The Dexa scan is one of the most accurate forms of testing for body composition. It might not be the most affordable or convenient way to measure fat loss, but the information is valuable. The Dual X-ray Absorptiometry measures clients' body fat, along with muscle mass and bone density. This is an effective way to track weight loss and muscle mass adaptations during a strength training program.
There are quicker alternatives to measure body composition and keep track of strength training progress. These include using a tape measure for circumference measurements or bioelectrical impedance analysis machines. An example of this is the InBody machine. Updating body measurements each month ensures that clients stay on track to accomplishing their goals. When strength training properly, clients build muscle and burn fat.
Implementing some form of periodization into a client's program is what increases strength. It is important to look at the bigger picture rather than only focusing on day-to-day workouts. Long-term plans lead to results. The effects of months and years of workouts add up to the large successes. Splitting a program into phases with each phase building on the former is a key component to strength training. By journaling, you can track the changes that need to be made to progress clients.
This includes tracking the amount of weight lifted by your clients. Maintaining a log of how much a client can lift helps you and them set new goals. Aiming to add weight or reps each workout is a must for strength progress.
Testing a client's progress every eight weeks helps track and see their progress. By testing their one-rep max on lifts it's easy to see what you need to do to progress them using new max numbers. This is used to determine the next phase of intensity level. It helps you identify strengths and weaknesses. One phase may have boosted strength in a certain area but is behind in another. This tells you exactly what you need to focus on in the next phase of training.
Monitoring progress and knowing where each client stands helps you set reasonable yet competitive goals. If a client aims for a random weight or reps on lifts, they may lose a sense of satisfaction if it's too easy or they may feel like they'll never succeed if it's too difficult. Testing your client's current strength levels makes long-term success much more achievable.
Without numbers strength training progress becomes slow. The last thing you want is for clients to lack motivation and avoid training due to not seeing results.

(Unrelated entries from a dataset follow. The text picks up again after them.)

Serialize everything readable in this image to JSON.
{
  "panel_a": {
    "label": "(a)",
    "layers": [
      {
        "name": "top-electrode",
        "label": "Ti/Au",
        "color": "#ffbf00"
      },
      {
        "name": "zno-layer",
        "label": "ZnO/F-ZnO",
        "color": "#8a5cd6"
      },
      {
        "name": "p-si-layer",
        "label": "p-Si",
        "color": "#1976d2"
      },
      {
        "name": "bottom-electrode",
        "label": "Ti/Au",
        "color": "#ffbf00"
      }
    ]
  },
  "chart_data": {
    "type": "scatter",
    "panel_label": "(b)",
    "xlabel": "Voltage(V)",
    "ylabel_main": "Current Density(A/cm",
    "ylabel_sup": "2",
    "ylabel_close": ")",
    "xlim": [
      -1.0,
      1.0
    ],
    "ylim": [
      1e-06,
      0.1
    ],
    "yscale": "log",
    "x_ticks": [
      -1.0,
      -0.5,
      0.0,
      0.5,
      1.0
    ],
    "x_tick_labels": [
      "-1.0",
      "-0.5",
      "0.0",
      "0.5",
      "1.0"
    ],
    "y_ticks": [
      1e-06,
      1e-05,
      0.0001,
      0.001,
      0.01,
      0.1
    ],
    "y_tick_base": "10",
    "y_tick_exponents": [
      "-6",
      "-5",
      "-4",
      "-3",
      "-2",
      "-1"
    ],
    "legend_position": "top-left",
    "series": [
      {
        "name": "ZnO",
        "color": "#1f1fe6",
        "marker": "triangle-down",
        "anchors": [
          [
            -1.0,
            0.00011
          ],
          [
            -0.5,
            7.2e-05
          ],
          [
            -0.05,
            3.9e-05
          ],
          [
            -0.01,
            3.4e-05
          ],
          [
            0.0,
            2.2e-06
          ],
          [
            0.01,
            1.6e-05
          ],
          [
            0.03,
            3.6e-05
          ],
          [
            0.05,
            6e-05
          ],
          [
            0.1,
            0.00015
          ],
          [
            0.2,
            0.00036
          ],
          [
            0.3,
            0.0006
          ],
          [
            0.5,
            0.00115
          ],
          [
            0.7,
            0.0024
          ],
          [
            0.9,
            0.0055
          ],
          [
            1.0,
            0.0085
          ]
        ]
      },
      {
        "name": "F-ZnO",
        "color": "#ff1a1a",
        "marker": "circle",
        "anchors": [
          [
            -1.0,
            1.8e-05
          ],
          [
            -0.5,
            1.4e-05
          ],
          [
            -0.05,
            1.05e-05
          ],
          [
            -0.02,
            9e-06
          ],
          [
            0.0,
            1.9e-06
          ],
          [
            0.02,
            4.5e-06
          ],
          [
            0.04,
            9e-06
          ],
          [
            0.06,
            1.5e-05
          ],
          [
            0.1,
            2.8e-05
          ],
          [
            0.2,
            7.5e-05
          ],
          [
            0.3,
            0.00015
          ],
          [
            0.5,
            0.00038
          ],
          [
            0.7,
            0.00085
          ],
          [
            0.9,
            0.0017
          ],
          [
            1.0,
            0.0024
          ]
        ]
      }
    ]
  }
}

Tracking progress will help clients stay consistent. These data points are not only beneficial for strength but also for overall fitness results.
Sets, reps, and weight
Energy and mood
Cardio and physical activity
Mobility and stretching routine
Tracking strength progress helps build confidence in training capabilities. They become fitter not just physically but mentally and emotionally as well. It helps them become more conscious of their health and fitness habits outside of the gym. This then stems into lifestyle and nutrition choices that influence their quality of life.
Being able to analyze your client's workout log provides positive reinforcement. It shows progress over time, helping them stay motivated to continue to get stronger. In addition, it helps them understand what enough rest looks like for their body. This all plays into finding the right training frequency and volume.